7. Dr. James Roberts, a cardiologist, recently reported his own results using EDTA suppositories in coronary heart disease patients, while also administering the recommended powder by mouth. At the May, 2002, ACAM conference, Dr. Roberts wrote in his printed handout: “My EBCT scores are not dropping by 58% [as claimed by suppository proponents] . . . my patients are dropping their scores in the 15% to 25% range.” The 15% to 25% range does not mean much using this technique. The electron beam can only measure discrete slices, and does not cut through exactly the same location on repeat measurement. Variability between examinations of EBCT calcium scores ranges as high as plus or minus 38%, depending on the test site and equipment calibration.(3)

8. The Nanobacteria hypothesis ignores the well-established relationship of plaque to homocysteine levels.

There may be reason to suspect that an infective organism plays some role in the course of atherosclerosis―Chlamydia, for example. Whether it is a late stage and secondary factor or a causative agent has yet to be determined. Recent studies have failed to show benefit from a variety of antibiotics.

In the absence of new evidence to the contrary, Nanobacterium sanguineum now seems now to be a myth. What we are left with is a clever and deceptive marketing scheme.

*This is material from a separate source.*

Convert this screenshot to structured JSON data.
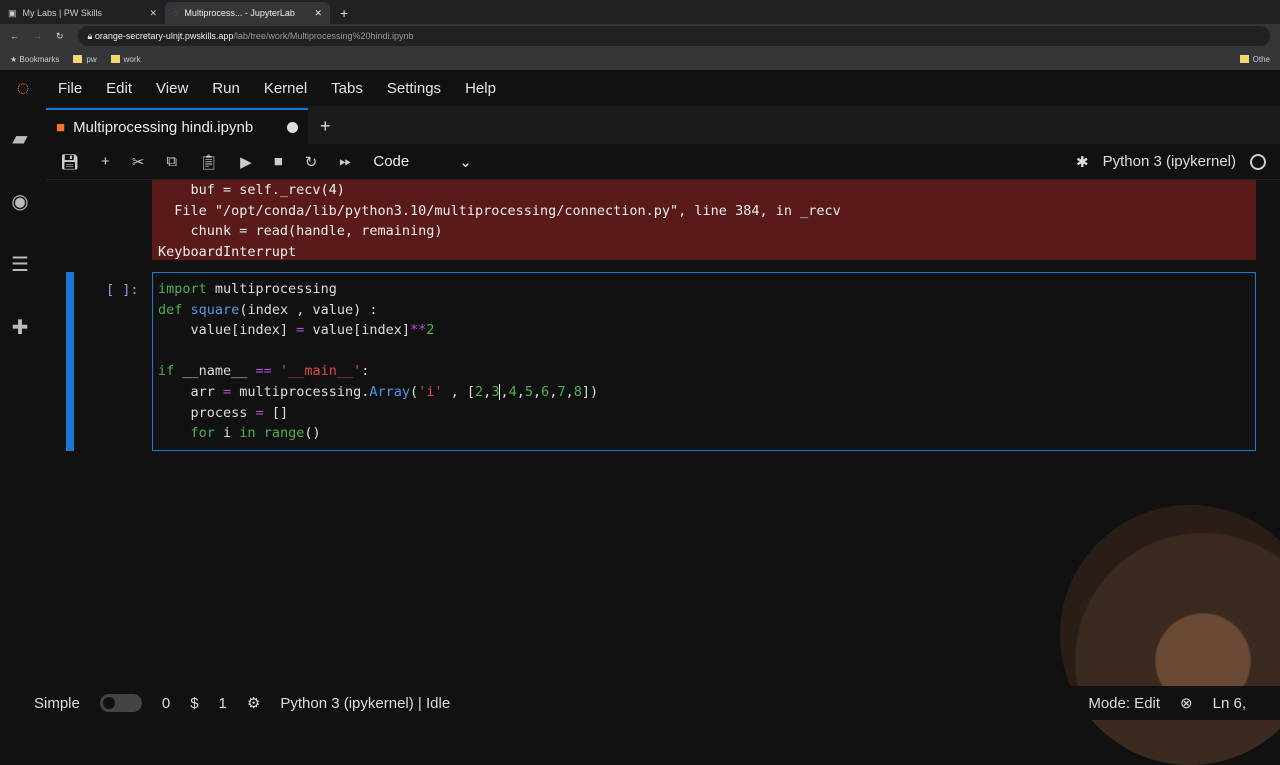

1. Kajander EO, Ciftcioglu N. Nanobacteria: an alternative mechanism for pathogenic intra- and extracellular calcification and stone formation. Proc Natl Acad Sci USA. 1998 Jul 7;95(14):8274-9.

2. Cisar JO, Xu DQ, Thompson J, Swaim W, Hu L, Kopecko DJ. An alternative interpretation of nanobacteria-induced biomineralization. Proc Natl Acad Sci USA. 2000 Oct 10;97(21):11511-5.

3. Nieman K, van Geuns J, Wielopolski P, et al. Noninvasive coronary imaging in the new millennium: A comparison of computed tomography and magnetic resonance techniques. Rev Cardiovasc Med 2002 3(2):77-84.)